What the reader needs, then, is a clear explanation of the principles upon which the induction methods are based, and this is what is largely missing here. Why is it supposed to be effective to ask certain questions, to omit certain words or to phrase things in a certain way? With Erickson, such questions are very hard to answer because, consummate communicator as he was, one can be pretty certain that much of what was effective in Erickson’s own inductions was non-verbal – body language, tone of voice and verbal nuance, personality, charisma and a whole host of other things.

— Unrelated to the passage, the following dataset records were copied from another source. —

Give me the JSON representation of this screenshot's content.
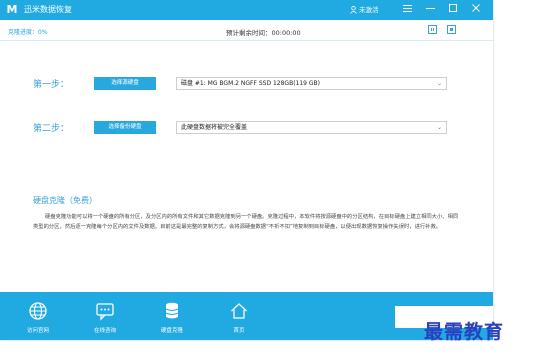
{
  "titlebar": {
    "logo_letter": "M",
    "title": "迅米数据恢复",
    "user_label": "未激活",
    "menu_icon": "hamburger-icon",
    "minimize_icon": "minimize-icon",
    "maximize_icon": "maximize-icon",
    "close_icon": "close-icon"
  },
  "progress": {
    "label": "克隆进度：0%",
    "time_label": "预计剩余时间：00:00:00"
  },
  "steps": [
    {
      "label": "第一步：",
      "button": "选择源硬盘",
      "select_value": "磁盘 #1: MG BGM.2 NGFF SSD 128GB(119 GB)"
    },
    {
      "label": "第二步：",
      "button": "选择备份硬盘",
      "select_value": "此硬盘数据将被完全覆盖"
    }
  ],
  "description": {
    "title": "硬盘克隆（免费）",
    "text": "硬盘克隆功能可以将一个硬盘的所有分区，及分区内的所有文件和其它数据克隆到另一个硬盘。克隆过程中，本软件将按源硬盘中的分区结构，在目标硬盘上建立相同大小、相同类型的分区，然后逐一克隆每个分区内的文件及数据。目前这是最完整的复制方式，会将源硬盘数据“不折不扣”地复制到目标硬盘，以便出现数据恢复操作失误时，进行补救。"
  },
  "bottom_nav": [
    {
      "icon": "globe-icon",
      "label": "访问官网"
    },
    {
      "icon": "chat-icon",
      "label": "在线咨询"
    },
    {
      "icon": "disk-icon",
      "label": "硬盘克隆"
    },
    {
      "icon": "home-icon",
      "label": "首页"
    }
  ],
  "watermark": "最需教育",
  "colors": {
    "accent": "#21a9e1",
    "label_blue": "#3aa0d8",
    "watermark": "#2a3fc0"
  }
}
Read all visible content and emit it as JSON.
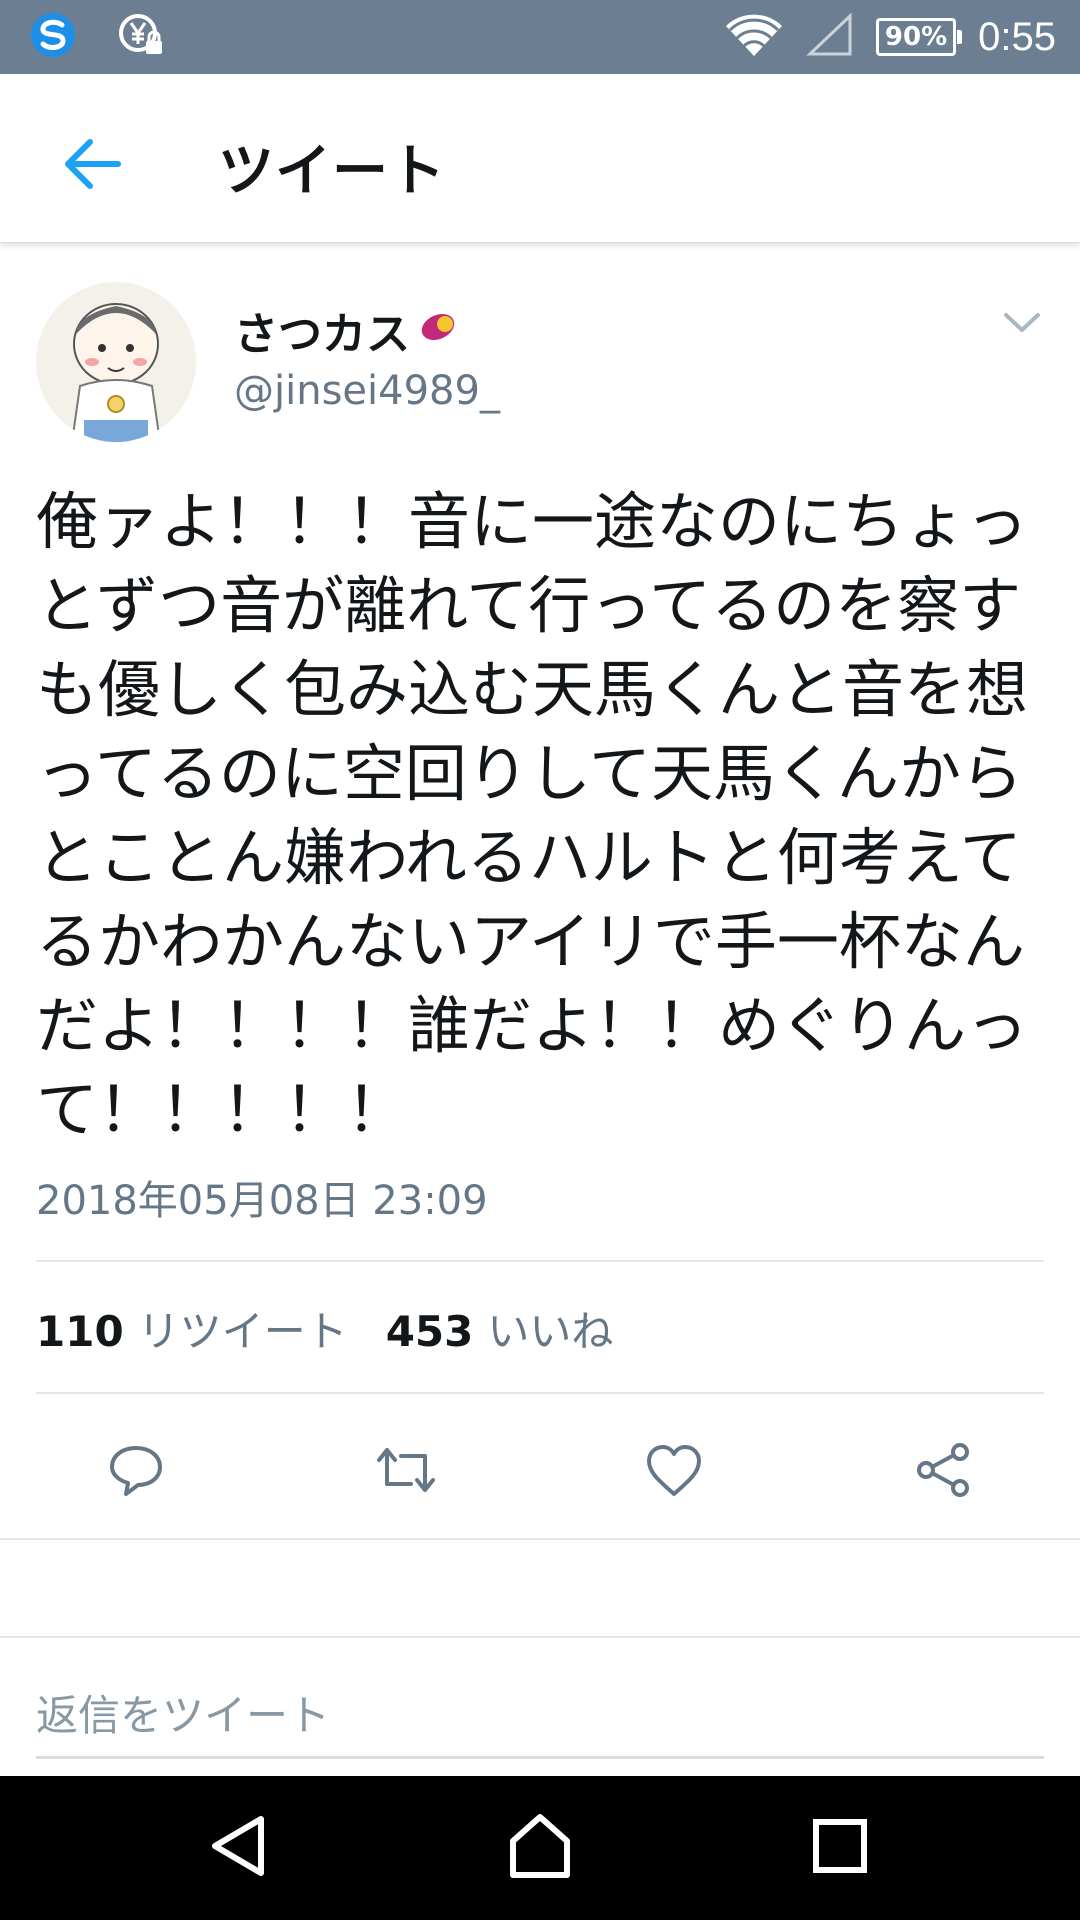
{
  "status_bar": {
    "battery": "90%",
    "time": "0:55",
    "icons": [
      "s-app-icon",
      "yen-lock-icon",
      "wifi-icon",
      "signal-icon",
      "battery-icon"
    ]
  },
  "header": {
    "title": "ツイート",
    "back_icon": "arrow-left-icon",
    "accent_color": "#1da1f2"
  },
  "tweet": {
    "display_name": "さつカス",
    "name_emoji": "sweet-potato-icon",
    "username": "@jinsei4989_",
    "text": "俺ァよ！！！音に一途なのにちょっとずつ音が離れて行ってるのを察すも優しく包み込む天馬くんと音を想ってるのに空回りして天馬くんからとことん嫌われるハルトと何考えてるかわかんないアイリで手一杯なんだよ！！！！誰だよ！！めぐりんって！！！！！",
    "timestamp": "2018年05月08日 23:09",
    "retweet_count": "110",
    "retweet_label": "リツイート",
    "like_count": "453",
    "like_label": "いいね"
  },
  "actions": [
    "reply-icon",
    "retweet-icon",
    "like-icon",
    "share-icon"
  ],
  "reply": {
    "placeholder": "返信をツイート"
  },
  "navbar": [
    "back-nav-icon",
    "home-nav-icon",
    "recents-nav-icon"
  ]
}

At the end of the day, it is not all about text and script. The poetry of Shakespeare or Keats may move us to tears if delivered by a great actor or speaker, or it may bore us to distraction or make us squirm with embarrassment if recited by someone with no talent or feel for the words at all. The same is true with hypnosis. The same text, script or induction methods may be supremely effective if delivered by person X and totally ineffective if delivered by person Y. Any experienced hypnotherapist knows this to be true but you will find nothing in this book to enlighten you as to why this is the case.
That said, the book is by no means without value. Anyone interested in Erickson might find this a useful introduction. It certainly contains a clear and concise summary of his methods, at least at the verbal level. Reading this book has reawakened my own interest in both Erickson and Elman and it has also reminded me of the power and importance of self-hypnosis and self-suggestion. For that alone the book was worth reading.